HDI’s administrative expenses were less than 2% of total grant funding in fiscal year 2001-2002.
The annual budget varies based on the opportunities that exist in a given year. Although the funding needs for lymphatic filariasis work in Togo and Ghana are predictable from year to year, HDI frequently needs to cover unanticipated costs. For example, HDI paid in excess of US$150,000 for purchasing and shipping the one ton (nine million pieces) of filter cloth and the nine million meters of string for the Sudan pipe filter project. HDI hopes to secure funding to replace its “emergency reserve” funding pool that was used to cover these expenses.

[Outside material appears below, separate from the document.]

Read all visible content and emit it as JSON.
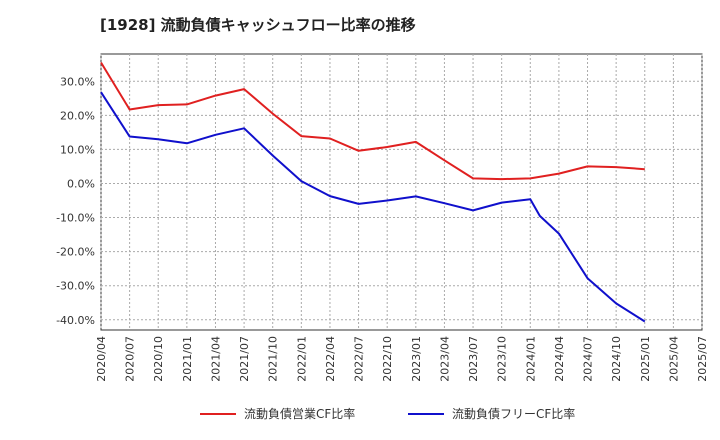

During the last decade, HDI had a relationship with an individual donor who provided the majority of their core funding. In addition, HDI was able to approach this individual for special needs, such as the expenses associated with the need for guinea worm consultant field advisors, when they arose. Unfortunately, this individual became seriously ill and is no longer able to support HDI’s work, making it urgently necessary to intensify the search for core funding, as well as for programmatic and country-specific needs.
Although HDI is a small organization, its work has a catalytic effect on eradication efforts and it is able to work effectively in tandem with larger organizations such as the CDC, major NGOs, and UN agencies. HDI frequently fills a need, which is acknowledged by the larger organizations, but which others are not able to fulfill because of their larger size or more cumbersome decision-making processes.